Insofar as all these powerful historic dynasties seem to be united in opposing the DP’s ambitions, it would seem that the outcome of this political soap opera is, effectively, predetermined. And that Dr Ruto is guaranteed to lose.

But in life – as in soap operas – nothing is ever that simple. For one, a man who has risen from mud-walled rural destitution to the marble halls of wealth and privilege, is not likely to give up without a fight.  

It seems to me that it is time for Dr Ruto to take a bold step. For it is by bold steps that political careers advance, during such times of political flux.

 

The best historic example of this that I can think of is when Raila – in what initially seemed to be a supremely foolhardy move, back in 1994 – resigned from his position as the Ford Kenya MP for Lang'ata. But then he successfully won his seat anew on the ticket of his new party, NDP.

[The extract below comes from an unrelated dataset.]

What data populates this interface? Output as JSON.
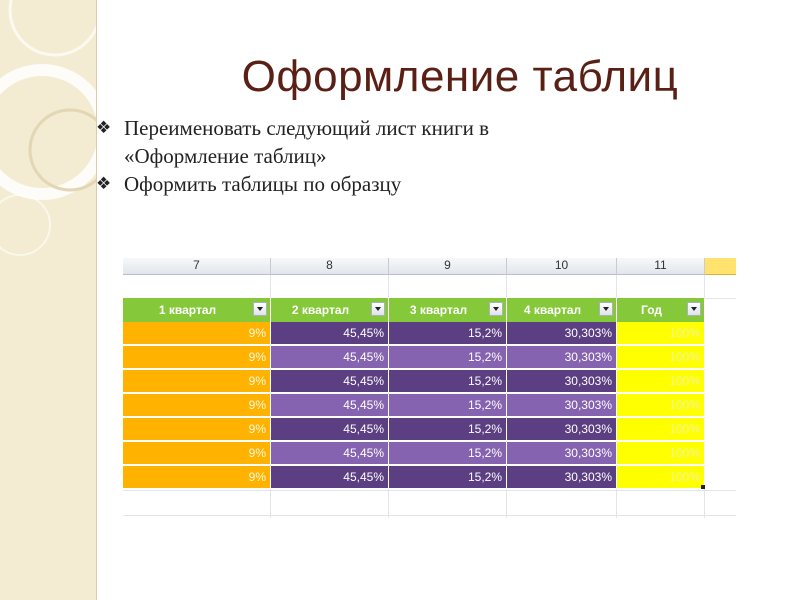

This one bold step marked the genesis of Raila as a key political player in this country. And following the 1997 general election, NDP became a prominent opposition party with about 20 MPs, with Raila thus established as an A-list political player in Kenya.

Now Dr Ruto, of course, need not contemplate resigning. But there is something very similar which he can do to demonstrate that he has real political strength outside his Rift Valley backyard.

He can get his political acolyte, Malindi MP Aisha Jumwa, to resign and contest the seat anew on a pro-Ruto party ticket. She is, after all, already being forced out of her current political party, Raila’s ODM.

If she wins, this will send a message that William Ruto is no pushover.

And if she loses, Dr Ruto will still have time to recover from this setback and strategise afresh on how he can remain politically viable in the face of such intimidating odds.